TGF-β has been shown to induce EMT in oral cancer cells. More specifically, it induces G1 phase cell cycle arrest. In the case of kidney fibrosis, a link between cell cycle arrest and partial EMT has been established where Snai1-induced partial EMT also induces G2/M phase cell cycle arrest. So basically: the timing of when cells stop dividing during EMT seems to be context-dependent. Different cell types or conditions may trigger EMT through different checkpoints. So, maybe there is no one universal EMT mechanism.

This leads to the main question: whether EMT proceeds through a single or multiple paths. Previous pseudotime analyses of human mammary epithelial MCF10A and NSCLC cells have concluded EMT proceeds through a one-dimensional continuum. However, live-cell imaging studies in a human lung carcinoma epithelial cell line, A549, found two parallel paths that connect the initial epithelial state to the final mesenchymal state.

This paper uses dynamo to perform vector field analyses on scRNA-seq data of MCF10A cells treated with increasing concentrations of TGF-β. Authors constructed a pipeline to obtain cell cycle informed representation, which was then used to predict two cell-cycle EMT paths corresponding to either the G1/S or G2/M checkpoints. These paths were confirmed in high-dimensional space/live imaging and 4i staining.

Two Paths, Not One

The researchers analyzed three scRNA-seq datasets:

• Static MCF10A dataset: Human mammary epithelial cells treated with increasing TGF-β concentrations (0-800 pM) for 14 days
• Time-course MCF10A dataset: Cells treated with 200 pM TGF-β over 3 days
• Time-course A549 dataset: Lung cancer cells treated with 400 pM TGF-β over 7 days

The authors developed a four-step method to explicitly capture cell cycle progression:

1. Input to Revelio: Use raw spliced mRNA counts to identify cell cycle-dependent variations. This assumes a cylindrical shape in high-dimensional space.
2. Coordinate extraction: Apply iterative finite temperature string method to obtain a 1D cyclic cell cycle coordinate from G1→S→G2→M→G1. This is done through tracing a circular path through the cylinder.
3. Linearization: Identify division point, cutting the circle, and unravel the coordinate into a linear x-axis.
4. 2D representation: Combine cell cycle coordinate with EMT-related dimensions to create a y-axis. This makes a 2D plot where x-axis = cell-cycle position and y-axis = EMT progression.

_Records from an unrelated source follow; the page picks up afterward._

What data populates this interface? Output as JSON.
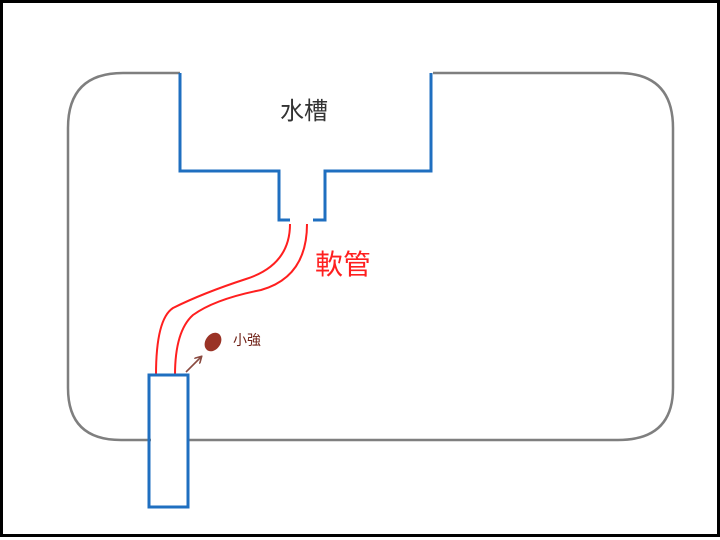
{
  "labels": {
    "tank": "水槽",
    "hose": "軟管",
    "person": "小強"
  },
  "colors": {
    "frame": "#000000",
    "room_outline": "#7f7f7f",
    "tank_outline": "#1f6fc0",
    "pipe_outline": "#1f6fc0",
    "hose": "#ff1f1f",
    "person": "#9a3326",
    "arrow": "#8a4a40"
  },
  "icons": {
    "person": "ellipse-dot",
    "motion": "arrow-up-right"
  }
}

Using the dynamo framework, they:

• Constructed continuous vector fields from RNA velocity data
• Performed trajectory simulations in high-dimensional space (30+ dimensions)
• Applied transition path analysis to identify mean pathways

Standard 2D UMAP visualizations of untreated MCF10A cells show two stable fixed points but one represented actively proliferating cells. This is biologically impossible, as proliferating cells should show circular dynamics and not convergent flows. When projected to 2D from a 3D cylindrical vector field, these dynamics were lost, creating artificial convergent regions.

They found:

1. G1/S Path: Cells arrest at the G1/S checkpoint, then undergo EMT. This was dominant, ~90-92% of trajectories.

2. G2/M Path: Cells arrest at the G2/M checkpoint, then undergo EMT. About ~8-10% of trajectories. What I found cool was the fact that gex shits from G2/M to S-phase-like to G1/S-like during EMT.

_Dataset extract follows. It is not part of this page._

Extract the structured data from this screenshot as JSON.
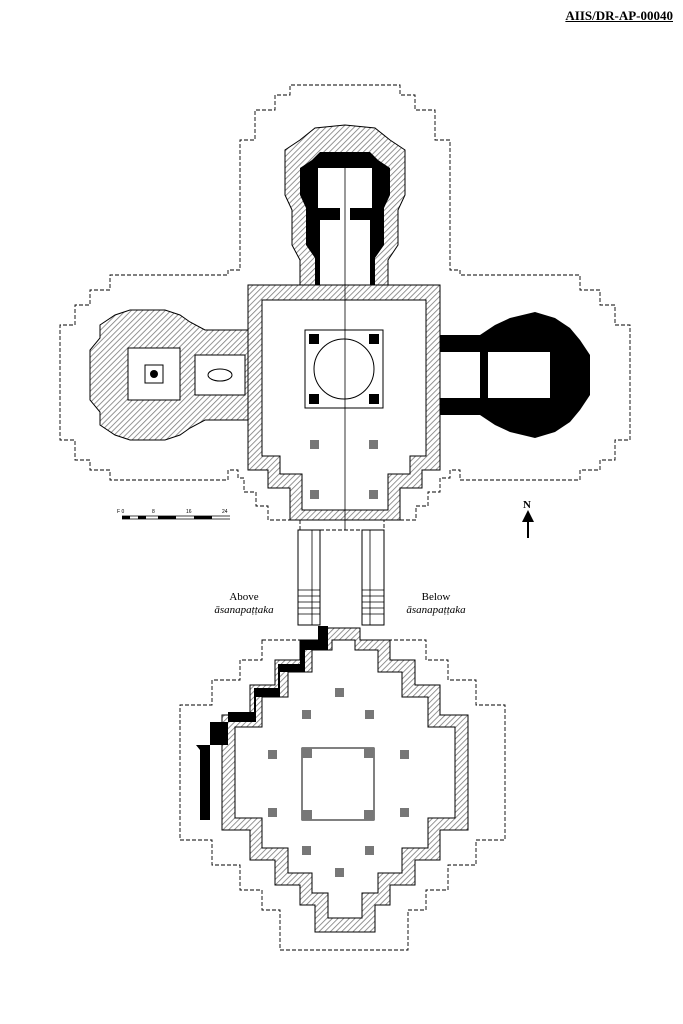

Note: Low TGF-β MCF10A: Both paths present (~92% G1/S, ~8% G2/M); High TGF-β MCF10A: Only G1/S path detected; A549 cells: Both paths present (~60% G1/S, ~40% G2/M).

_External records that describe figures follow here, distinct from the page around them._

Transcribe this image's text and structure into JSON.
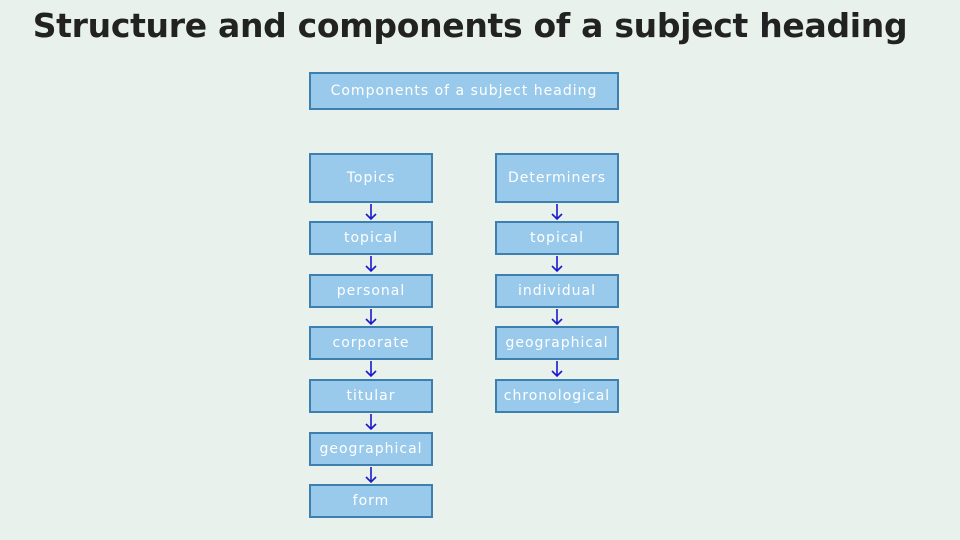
{
  "title": "Structure and components of a subject heading",
  "root": "Components of a subject heading",
  "topics": {
    "header": "Topics",
    "items": [
      "topical",
      "personal",
      "corporate",
      "titular",
      "geographical",
      "form"
    ]
  },
  "determiners": {
    "header": "Determiners",
    "items": [
      "topical",
      "individual",
      "geographical",
      "chronological"
    ]
  },
  "colors": {
    "box_fill": "#99caeb",
    "box_border": "#3d7fae",
    "arrow": "#1a1acc",
    "background": "#e8f1ec"
  }
}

Both paths converge to a similar final state, G1/S-like mesenchymal cell, but take different routes to get there. Really interesting paper, it tackles the open question in EMT of proceeding through one/two paths as well as the discrepancies in dimensionality reduction.

Questions

• The cell cycle coordinate pipeline assumes a cylindrical manifold geometry. Would this hold universally for other types of cells/gex data? In the case that it’s not, would explicit cell cycle descriptions be needed?
• Is determining what molecular mechanisms constitute which EMT path a cell takes a goal of the paper?
• I’m curious about the temporal dynamics of the pathways; the G2/M path involves mitotic skipping, so would this take longer to complete EMT?
• Could mathematical modeling predict pathway ratios based on cellular parameters or environmental conditions? so the opposite of what dynamo does?